A 2013 EY survey found the vast majority of top women executives had participated in sport at school or university, and proved that sports play a key role in developing women leaders.
One example is Kenyan social entrepreneur Dr Elizabeth Odera, who since 1992, has been running Sadili Oval Sports Academy, a talent school that uses sports to equip children and youths, mostly from underprivileged communities, with entrepreneurship and life skills. Sadili generates income by organising seasonal sports camps in which the public pays to participate as well as through the leasing of its sports facilities.
She was one of Kenya’s top sportswomen between 1976 and 1986 competing in local tennis circuits and Europe. Her talent academy based near Nairobi’s Kibera slums has trained over 7,000 children in various sports, including football, tennis, basketball, swimming, volleyball and rugby. Some of the students have competed internationally, received sports scholarships to leading universities, become coaches and pursued entrepreneurship.
Applying lessons from playing sports in entrepreneurship
Odera says sports have had an impact on her more than 20-year journey in entrepreneurship.
“One of the important lessons I acquired in sports, and that I constantly apply in business is discipline. I saw it with players that I think were better trained than I was and way more talented, but the one thing that I had that they probably lacked was discipline. Without discipline you have nothing,” she explains.
“As an entrepreneur you can apply discipline with little things like keeping time, setting goals and following through to the end. It means working according to the rules. You don’t change the rules because it now suits you. You have to stick to the game plan.”
While sport is not for everyone, Odera says, entrepreneurs should consider taking it up since it will help them strike a work-life balance, get better at working with teams, and grow as individuals.
“You may be growing your business but that doesn’t mean that you are growing yourself. While you are playing you will also be interacting with friends and learning new things which enrich you. Sports give you an understanding of who you are and how far you can be stretched. When you step on to the pitch chances are that you are going to fail, but you are willing to go there and fight.”
And she adds: “When you win you have to win with humility, understanding that there is some sense of responsibility that comes with being a champion. If you lose you lick your wounds, accept your loss gracefully and get ready to fight another day.”
Odera notes that playing sport has also helped her become a more committed entrepreneur sticking through the hard times. Equating it to running a marathon, she has learnt to “keep running a race even if you are the last person to finish”.
She explains that as people begin to excel in their sporting careers they will get tempted to engage in activities such doping and cheating. Playing sports has helped her avoid such negative elements that are also present in the business world.
“In business there is a lot of cheating, and people who are ahead of you will find ways to keep you down and they play crazy. Some people bribe their way through things but this will always hurt you in the end.”
Odera recalls that competing in athletics, volleyball, tennis and rugby taught her how to brand herself. Her teammates and coaches, she says, knew what her strengths were.

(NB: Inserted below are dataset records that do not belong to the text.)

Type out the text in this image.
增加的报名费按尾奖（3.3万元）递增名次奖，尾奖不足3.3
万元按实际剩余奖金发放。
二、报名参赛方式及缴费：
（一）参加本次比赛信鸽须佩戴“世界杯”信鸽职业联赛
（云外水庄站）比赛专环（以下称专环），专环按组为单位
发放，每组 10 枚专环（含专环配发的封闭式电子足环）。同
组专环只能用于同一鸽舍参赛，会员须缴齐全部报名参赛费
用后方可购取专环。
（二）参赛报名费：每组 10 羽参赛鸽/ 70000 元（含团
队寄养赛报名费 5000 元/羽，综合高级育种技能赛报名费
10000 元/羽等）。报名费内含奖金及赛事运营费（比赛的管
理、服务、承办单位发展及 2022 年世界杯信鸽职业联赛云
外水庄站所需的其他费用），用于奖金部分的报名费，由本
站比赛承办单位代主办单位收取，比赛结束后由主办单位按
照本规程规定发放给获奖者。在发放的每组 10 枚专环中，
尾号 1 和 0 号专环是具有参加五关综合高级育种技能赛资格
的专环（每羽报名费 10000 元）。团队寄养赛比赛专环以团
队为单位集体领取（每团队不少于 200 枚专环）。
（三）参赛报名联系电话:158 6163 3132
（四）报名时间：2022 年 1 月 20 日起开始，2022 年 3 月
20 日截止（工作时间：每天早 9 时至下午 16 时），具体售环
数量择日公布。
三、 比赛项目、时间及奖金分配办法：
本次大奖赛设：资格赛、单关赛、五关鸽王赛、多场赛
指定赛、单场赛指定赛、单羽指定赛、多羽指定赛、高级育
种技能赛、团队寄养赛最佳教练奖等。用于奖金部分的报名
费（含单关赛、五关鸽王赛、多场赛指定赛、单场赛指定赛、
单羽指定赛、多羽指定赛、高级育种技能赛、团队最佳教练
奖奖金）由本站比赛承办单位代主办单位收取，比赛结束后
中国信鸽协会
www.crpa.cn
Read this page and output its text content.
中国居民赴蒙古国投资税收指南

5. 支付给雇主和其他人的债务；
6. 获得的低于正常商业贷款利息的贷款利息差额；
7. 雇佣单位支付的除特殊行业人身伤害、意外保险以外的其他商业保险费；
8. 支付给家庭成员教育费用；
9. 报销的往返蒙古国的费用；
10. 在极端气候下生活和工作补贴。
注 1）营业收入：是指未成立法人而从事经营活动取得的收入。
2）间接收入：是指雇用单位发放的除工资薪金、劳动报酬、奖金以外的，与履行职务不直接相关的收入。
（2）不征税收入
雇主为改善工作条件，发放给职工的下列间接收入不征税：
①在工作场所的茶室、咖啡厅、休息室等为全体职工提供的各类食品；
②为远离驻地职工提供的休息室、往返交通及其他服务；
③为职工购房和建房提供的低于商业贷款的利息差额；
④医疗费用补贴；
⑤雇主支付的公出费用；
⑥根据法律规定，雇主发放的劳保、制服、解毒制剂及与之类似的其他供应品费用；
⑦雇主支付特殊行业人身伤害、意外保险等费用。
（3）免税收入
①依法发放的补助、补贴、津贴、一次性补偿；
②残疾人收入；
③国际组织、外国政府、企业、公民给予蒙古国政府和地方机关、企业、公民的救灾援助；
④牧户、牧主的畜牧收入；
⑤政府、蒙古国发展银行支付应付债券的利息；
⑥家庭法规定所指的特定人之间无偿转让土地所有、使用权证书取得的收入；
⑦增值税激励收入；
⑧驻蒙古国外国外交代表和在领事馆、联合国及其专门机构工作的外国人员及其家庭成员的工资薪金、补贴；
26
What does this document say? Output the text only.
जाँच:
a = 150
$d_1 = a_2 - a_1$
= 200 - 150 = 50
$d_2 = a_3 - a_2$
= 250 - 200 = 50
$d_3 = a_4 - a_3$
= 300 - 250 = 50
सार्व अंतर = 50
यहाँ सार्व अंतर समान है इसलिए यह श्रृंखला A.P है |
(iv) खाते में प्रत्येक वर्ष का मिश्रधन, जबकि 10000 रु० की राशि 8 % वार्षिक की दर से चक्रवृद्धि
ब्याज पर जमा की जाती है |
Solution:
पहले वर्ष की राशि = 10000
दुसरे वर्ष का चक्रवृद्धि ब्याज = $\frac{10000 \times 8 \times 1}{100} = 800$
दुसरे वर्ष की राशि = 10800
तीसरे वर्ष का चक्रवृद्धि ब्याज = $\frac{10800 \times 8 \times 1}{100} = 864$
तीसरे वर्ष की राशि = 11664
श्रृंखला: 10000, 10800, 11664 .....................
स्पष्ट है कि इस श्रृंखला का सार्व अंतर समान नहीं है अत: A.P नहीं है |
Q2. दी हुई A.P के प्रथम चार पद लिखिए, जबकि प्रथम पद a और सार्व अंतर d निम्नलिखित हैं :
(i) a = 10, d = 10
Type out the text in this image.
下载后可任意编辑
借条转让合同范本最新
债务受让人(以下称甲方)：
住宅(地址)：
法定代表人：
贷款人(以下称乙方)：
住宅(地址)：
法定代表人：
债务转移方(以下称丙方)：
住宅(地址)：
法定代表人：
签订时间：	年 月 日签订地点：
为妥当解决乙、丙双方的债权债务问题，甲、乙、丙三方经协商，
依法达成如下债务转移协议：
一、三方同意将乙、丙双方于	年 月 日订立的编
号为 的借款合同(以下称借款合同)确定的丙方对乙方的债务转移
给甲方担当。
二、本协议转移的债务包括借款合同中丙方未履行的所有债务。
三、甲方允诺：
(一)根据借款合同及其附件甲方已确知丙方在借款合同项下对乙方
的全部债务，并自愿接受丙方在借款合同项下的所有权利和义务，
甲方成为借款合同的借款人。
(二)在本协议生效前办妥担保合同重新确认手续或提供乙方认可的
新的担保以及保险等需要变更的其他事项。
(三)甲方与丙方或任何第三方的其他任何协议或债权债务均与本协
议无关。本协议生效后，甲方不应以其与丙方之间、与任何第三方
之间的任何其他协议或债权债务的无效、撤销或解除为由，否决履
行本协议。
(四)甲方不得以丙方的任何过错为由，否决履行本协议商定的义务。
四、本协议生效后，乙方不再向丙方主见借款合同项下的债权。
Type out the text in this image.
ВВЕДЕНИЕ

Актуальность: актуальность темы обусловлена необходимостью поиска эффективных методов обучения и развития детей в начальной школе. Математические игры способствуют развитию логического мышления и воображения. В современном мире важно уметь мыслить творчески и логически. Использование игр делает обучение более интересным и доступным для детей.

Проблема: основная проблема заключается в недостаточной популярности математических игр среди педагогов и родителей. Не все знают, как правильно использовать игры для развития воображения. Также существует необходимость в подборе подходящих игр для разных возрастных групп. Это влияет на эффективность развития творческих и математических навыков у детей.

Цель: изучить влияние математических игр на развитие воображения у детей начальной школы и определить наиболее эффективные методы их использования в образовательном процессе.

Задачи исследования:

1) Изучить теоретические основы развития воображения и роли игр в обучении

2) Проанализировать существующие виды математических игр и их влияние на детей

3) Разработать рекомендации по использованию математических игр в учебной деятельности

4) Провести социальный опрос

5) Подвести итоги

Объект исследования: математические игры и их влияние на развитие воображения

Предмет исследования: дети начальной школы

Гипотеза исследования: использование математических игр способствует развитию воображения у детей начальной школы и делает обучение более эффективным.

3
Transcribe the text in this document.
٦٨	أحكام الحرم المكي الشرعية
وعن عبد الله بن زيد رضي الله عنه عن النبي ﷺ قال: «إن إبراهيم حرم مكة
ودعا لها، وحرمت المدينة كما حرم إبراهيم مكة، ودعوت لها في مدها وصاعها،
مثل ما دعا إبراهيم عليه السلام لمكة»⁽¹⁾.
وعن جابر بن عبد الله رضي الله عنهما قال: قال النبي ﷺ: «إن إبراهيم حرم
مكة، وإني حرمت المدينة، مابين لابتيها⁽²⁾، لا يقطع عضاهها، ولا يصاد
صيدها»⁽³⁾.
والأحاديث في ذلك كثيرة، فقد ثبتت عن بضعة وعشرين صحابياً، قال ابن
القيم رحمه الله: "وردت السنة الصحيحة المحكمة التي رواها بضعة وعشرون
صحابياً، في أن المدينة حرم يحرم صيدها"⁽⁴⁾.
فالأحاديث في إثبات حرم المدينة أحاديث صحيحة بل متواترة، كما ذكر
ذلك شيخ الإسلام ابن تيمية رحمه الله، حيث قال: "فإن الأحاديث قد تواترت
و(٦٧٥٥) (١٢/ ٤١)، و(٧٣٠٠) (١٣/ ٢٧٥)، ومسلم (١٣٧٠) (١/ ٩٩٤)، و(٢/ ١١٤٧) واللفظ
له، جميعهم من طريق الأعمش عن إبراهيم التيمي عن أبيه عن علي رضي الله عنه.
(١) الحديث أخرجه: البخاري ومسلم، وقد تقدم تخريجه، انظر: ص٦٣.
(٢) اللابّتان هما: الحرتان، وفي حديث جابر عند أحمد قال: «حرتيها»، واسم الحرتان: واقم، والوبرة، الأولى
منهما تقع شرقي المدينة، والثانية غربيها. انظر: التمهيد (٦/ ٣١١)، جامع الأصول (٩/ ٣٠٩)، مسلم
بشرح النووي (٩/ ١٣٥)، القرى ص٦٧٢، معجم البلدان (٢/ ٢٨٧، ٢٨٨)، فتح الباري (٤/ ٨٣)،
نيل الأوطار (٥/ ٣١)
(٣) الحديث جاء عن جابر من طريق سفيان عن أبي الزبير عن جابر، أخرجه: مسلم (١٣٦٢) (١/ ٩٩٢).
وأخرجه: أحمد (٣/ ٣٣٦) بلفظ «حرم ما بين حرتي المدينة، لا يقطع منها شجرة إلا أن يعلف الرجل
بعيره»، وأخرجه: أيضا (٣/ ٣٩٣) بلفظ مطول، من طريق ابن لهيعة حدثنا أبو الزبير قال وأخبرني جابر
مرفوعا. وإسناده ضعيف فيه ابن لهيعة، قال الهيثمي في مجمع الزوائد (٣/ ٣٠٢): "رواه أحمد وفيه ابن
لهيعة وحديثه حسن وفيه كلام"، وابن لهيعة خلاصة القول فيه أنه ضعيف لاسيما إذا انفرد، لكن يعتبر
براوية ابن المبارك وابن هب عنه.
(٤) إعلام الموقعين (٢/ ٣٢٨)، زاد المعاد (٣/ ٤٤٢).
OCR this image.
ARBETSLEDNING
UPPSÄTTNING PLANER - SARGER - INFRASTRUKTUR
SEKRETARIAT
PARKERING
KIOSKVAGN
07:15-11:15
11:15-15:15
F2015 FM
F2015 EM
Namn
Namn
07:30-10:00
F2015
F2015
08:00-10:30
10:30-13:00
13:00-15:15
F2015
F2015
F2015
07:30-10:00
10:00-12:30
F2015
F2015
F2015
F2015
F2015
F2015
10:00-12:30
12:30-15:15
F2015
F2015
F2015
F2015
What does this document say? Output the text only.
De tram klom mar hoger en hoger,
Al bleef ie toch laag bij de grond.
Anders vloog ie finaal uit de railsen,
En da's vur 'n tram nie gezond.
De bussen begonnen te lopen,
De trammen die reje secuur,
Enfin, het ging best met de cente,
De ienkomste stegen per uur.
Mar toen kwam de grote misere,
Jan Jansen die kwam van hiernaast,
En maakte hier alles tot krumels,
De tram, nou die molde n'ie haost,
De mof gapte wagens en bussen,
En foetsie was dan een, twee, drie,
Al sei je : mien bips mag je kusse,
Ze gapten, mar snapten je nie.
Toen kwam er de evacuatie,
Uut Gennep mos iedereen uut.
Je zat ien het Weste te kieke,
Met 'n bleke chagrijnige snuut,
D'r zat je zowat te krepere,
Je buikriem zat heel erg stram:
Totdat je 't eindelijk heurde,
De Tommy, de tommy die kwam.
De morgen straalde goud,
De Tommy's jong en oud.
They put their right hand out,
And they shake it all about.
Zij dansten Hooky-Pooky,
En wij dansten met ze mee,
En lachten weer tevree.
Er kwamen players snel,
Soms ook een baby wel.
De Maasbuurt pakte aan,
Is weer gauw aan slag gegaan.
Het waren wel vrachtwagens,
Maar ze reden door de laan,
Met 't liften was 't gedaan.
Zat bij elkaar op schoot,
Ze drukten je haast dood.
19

“You need that as well in business from the way you present your company,” she explains. “You should also be consistent. Don’t change things too much because people will stop recognising what it is you are doing. And if your patterns change too often, you become unreliable.”
Despite the many benefits, Odera says there are certain things she does because of her sports background that irritates other people when applied in business. She explains that as a sportswoman she is attuned to heavy strategic planning and preparation before a competition. As a result some people may perceive her as being less flexible because she always wants to be “really ready” before taking on something.
“It’s a whole process of preparation which I think makes me a neurotic when it comes to business. You become a little bit of a perfectionist when you want get into the competition stage. Everything is about flow and timing. It is very valuable in business but it can be very irritating for people around you. They say ‘it’s now, that thing is ready, let’s go get it’ but I am thinking I am not ready because the timing is wrong. I was supposed to do this in October not in August,” she explains.
However, Odera says once she is on the pitch the rules change.
“You can’t rush me into doing something, but once I am in it I don’t hold back.”
She is also used to teams having colours and this affects how she views people and teams at work. She assigns colours to departments and goes “beyond seeing people as individuals to seeing them as the ‘blue department’, for instance”.
“I do too much colour coding. People just don’t get it. I have green card, red card, blue card, stop sign (and) go sign because it helps me recognise when something is warm or cold,” she explains. ”I see people as teams not individuals. Yes individuals have responsibilities but the sad part about it is if one person fails, the whole department has failed. Someone who has not done sports might not look at business that way.”